La Russie a annoncé avoir mis au point un vaccin contre le virus Ebola, susceptible de protéger contre la souche Bundibugyo, actuellement à l’origine d’une épidémie en Afrique centrale. Une annonce qui tombe dans un flou scientifique. À ce jour, aucun vaccin officiellement homologué ne cible cette souche particulière.
Selon les autorités russes, le vaccin a été développé par l’Institut de recherche Institut Gamaleya à Moscou, un centre spécialisé en épidémiologie et en microbiologie, déjà connu pour ses travaux sur les vaccins à vecteur viral.
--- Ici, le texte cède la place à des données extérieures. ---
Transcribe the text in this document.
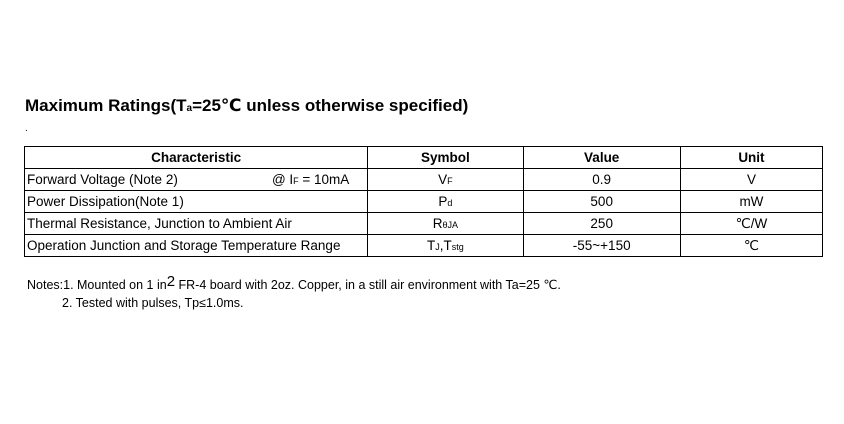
Maximum Ratings(Ta=25℃ unless otherwise specified)
.
Characteristic	Symbol	Value	Unit
Forward Voltage (Note 2) @ IF = 10mA	VF	0.9	V
Power Dissipation(Note 1)	Pd	500	mW
Thermal Resistance, Junction to Ambient Air	RθJA	250	℃/W
Operation Junction and Storage Temperature Range	TJ,Tstg	-55~+150	℃
Notes:1. Mounted on 1 in2 FR-4 board with 2oz. Copper, in a still air environment with Ta=25 ℃.
2. Tested with pulses, Tp≤1.0ms.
Le ministère russe de la Santé a transmis l’information au Centre africain de contrôle et de prévention des maladies (Africa CDC), dirigé par Jean Kaseya, afin de présenter ce candidat vaccin et d’engager des discussions sur son éventuelle efficacité.
Cependant, les premières analyses indiquent que ce vaccin n’a pas été spécifiquement conçu pour la souche Bundibugyo. Il repose sur une technologie développée lors de précédentes épidémies, notamment celle de 2014-2016 en Afrique de l’Ouest qui cible principalement la souche Zaïre.
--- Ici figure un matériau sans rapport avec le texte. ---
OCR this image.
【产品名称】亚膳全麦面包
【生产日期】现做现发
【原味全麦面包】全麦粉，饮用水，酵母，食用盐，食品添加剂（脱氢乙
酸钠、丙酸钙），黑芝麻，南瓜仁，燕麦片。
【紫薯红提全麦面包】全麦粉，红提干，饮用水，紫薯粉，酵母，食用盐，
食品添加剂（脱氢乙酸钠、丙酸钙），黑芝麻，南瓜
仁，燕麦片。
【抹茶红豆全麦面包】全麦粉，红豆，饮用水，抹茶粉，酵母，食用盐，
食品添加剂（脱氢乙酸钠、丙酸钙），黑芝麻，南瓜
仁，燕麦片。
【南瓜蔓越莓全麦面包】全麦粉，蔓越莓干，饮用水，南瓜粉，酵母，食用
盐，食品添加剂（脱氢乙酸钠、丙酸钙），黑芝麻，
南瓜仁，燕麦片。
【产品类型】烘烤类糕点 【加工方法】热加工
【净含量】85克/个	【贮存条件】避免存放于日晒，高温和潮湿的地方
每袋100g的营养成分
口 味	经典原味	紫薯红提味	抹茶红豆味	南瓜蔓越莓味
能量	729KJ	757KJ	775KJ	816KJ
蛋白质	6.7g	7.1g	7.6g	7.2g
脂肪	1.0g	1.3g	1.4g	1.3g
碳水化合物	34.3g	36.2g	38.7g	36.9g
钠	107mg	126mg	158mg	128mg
Les experts restent donc prudents. À ce stade, aucune donnée clinique ou préclinique solide ne permet de confirmer une efficacité réelle contre la souche actuellement en circulation. L’Africa CDC a d’ailleurs annoncé qu’il allait examiner de près les données fournies par la partie russe avant toute conclusion.
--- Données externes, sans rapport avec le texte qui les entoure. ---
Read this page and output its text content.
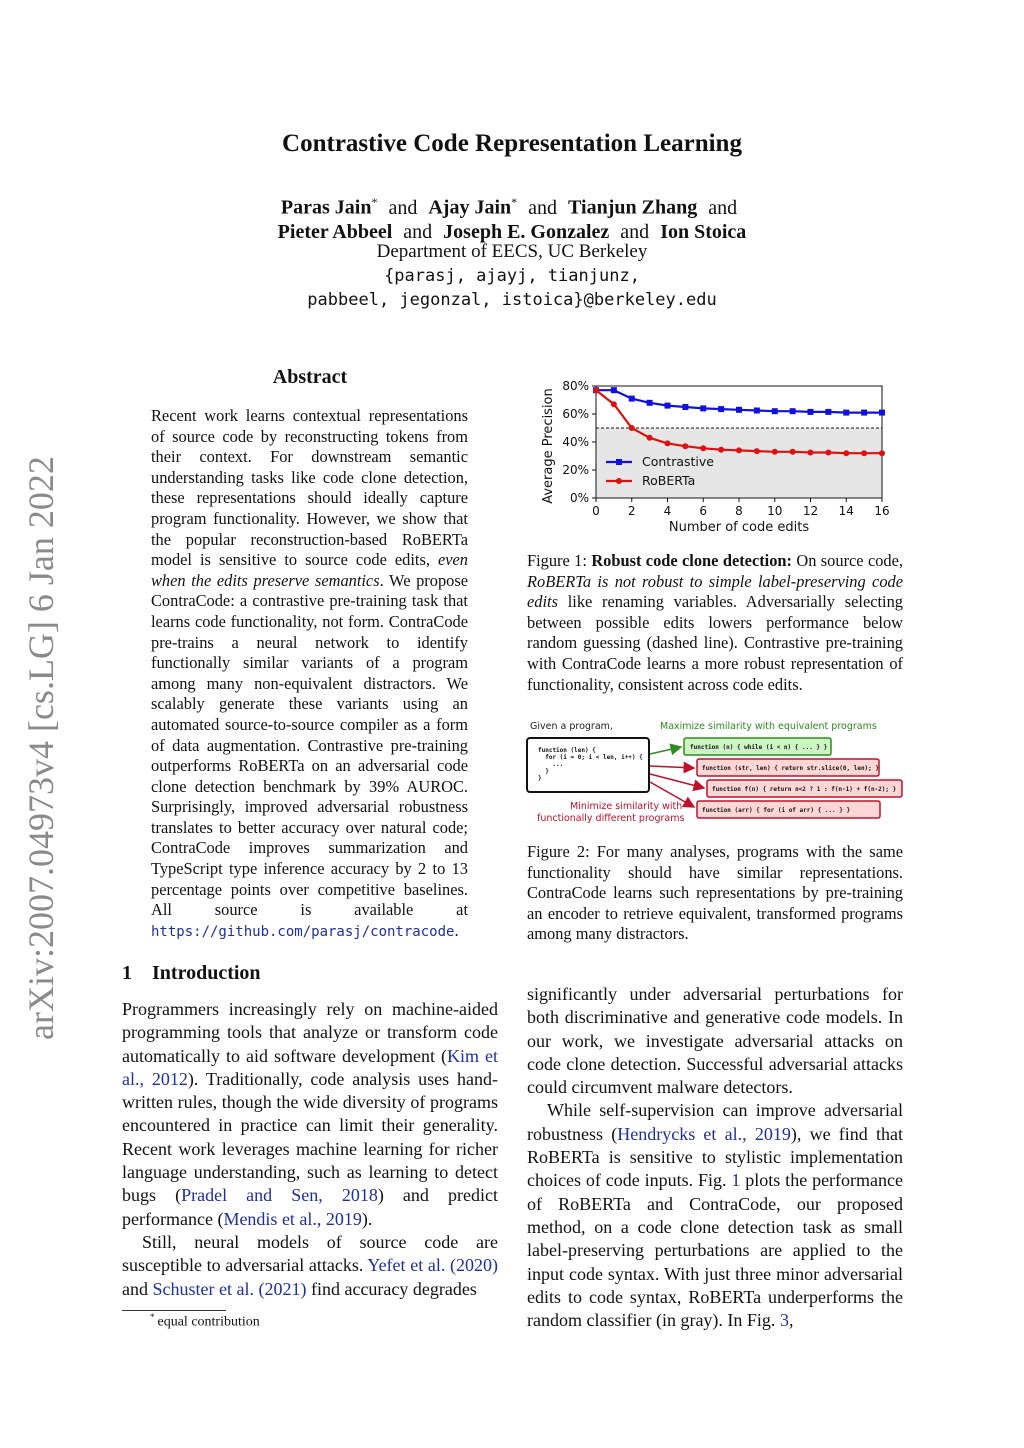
arXiv:2007.04973v4 [cs.LG] 6 Jan 2022
Contrastive Code Representation Learning
Paras Jain* and Ajay Jain* and Tianjun Zhang and
Pieter Abbeel and Joseph E. Gonzalez and Ion Stoica
Department of EECS, UC Berkeley
{parasj, ajayj, tianjunz,
pabbeel, jegonzal, istoica}@berkeley.edu
Abstract
Recent work learns contextual representations of source code by reconstructing tokens from their context. For downstream semantic understanding tasks like code clone detection, these representations should ideally capture program functionality. However, we show that the popular reconstruction-based RoBERTa model is sensitive to source code edits, even when the edits preserve semantics. We propose ContraCode: a contrastive pre-training task that learns code functionality, not form. ContraCode pre-trains a neural network to identify functionally similar variants of a program among many non-equivalent distractors. We scalably generate these variants using an automated source-to-source compiler as a form of data augmentation. Contrastive pre-training outperforms RoBERTa on an adversarial code clone detection benchmark by 39% AUROC. Surprisingly, improved adversarial robustness translates to better accuracy over natural code; ContraCode improves summarization and TypeScript type inference accuracy by 2 to 13 percentage points over competitive baselines. All source is available at https://github.com/parasj/contracode.
1 Introduction

Programmers increasingly rely on machine-aided programming tools that analyze or transform code automatically to aid software development (Kim et al., 2012). Traditionally, code analysis uses hand-written rules, though the wide diversity of programs encountered in practice can limit their generality. Recent work leverages machine learning for richer language understanding, such as learning to detect bugs (Pradel and Sen, 2018) and predict performance (Mendis et al., 2019).

Still, neural models of source code are susceptible to adversarial attacks. Yefet et al. (2020) and Schuster et al. (2021) find accuracy degrades

* equal contribution

significantly under adversarial perturbations for both discriminative and generative code models. In our work, we investigate adversarial attacks on code clone detection. Successful adversarial attacks could circumvent malware detectors.

While self-supervision can improve adversarial robustness (Hendrycks et al., 2019), we find that RoBERTa is sensitive to stylistic implementation choices of code inputs. Fig. 1 plots the performance of RoBERTa and ContraCode, our proposed method, on a code clone detection task as small label-preserving perturbations are applied to the input code syntax. With just three minor adversarial edits to code syntax, RoBERTa underperforms the random classifier (in gray). In Fig. 3,

0%
20%
40%
60%
80%
0 2 4 6 8 10 12 14 16
Number of code edits
Average Precision	Contrastive
RoBERTa
Figure 1: Robust code clone detection: On source code, RoBERTa is not robust to simple label-preserving code edits like renaming variables. Adversarially selecting between possible edits lowers performance below random guessing (dashed line). Contrastive pre-training with ContraCode learns a more robust representation of functionality, consistent across code edits.
Given a program,	Maximize similarity with equivalent programs
function (len) {
for (i = 0; i < len, i++) {
...
}
}
function (n) { while (i < n) { ... } }
function (str, len) { return str.slice(0, len); }
function f(n) { return n<2 ? 1 : f(n-1) + f(n-2); }
function (arr) { for (i of arr) { ... } }
Minimize similarity with
functionally different programs
Figure 2: For many analyses, programs with the same functionality should have similar representations. ContraCode learns such representations by pre-training an encoder to retrieve equivalent, transformed programs among many distractors.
Des réunions techniques doivent être organisées dans les prochains jours entre les équipes de l’Institut Gamaleya et les responsables sanitaires africains afin d’évaluer la portée scientifique de cette annonce.
Malgré cet optimisme affiché par Moscou, les autorités sanitaires africaines rappellent que la recherche sur les vaccins contre Ebola Bundibugyo reste encore en phase expérimentale. L’objectif de l’Africa CDC est de parvenir, d’ici fin 2026, à disposer d’un vaccin et d’un traitement spécifiquement adaptés à cette souche.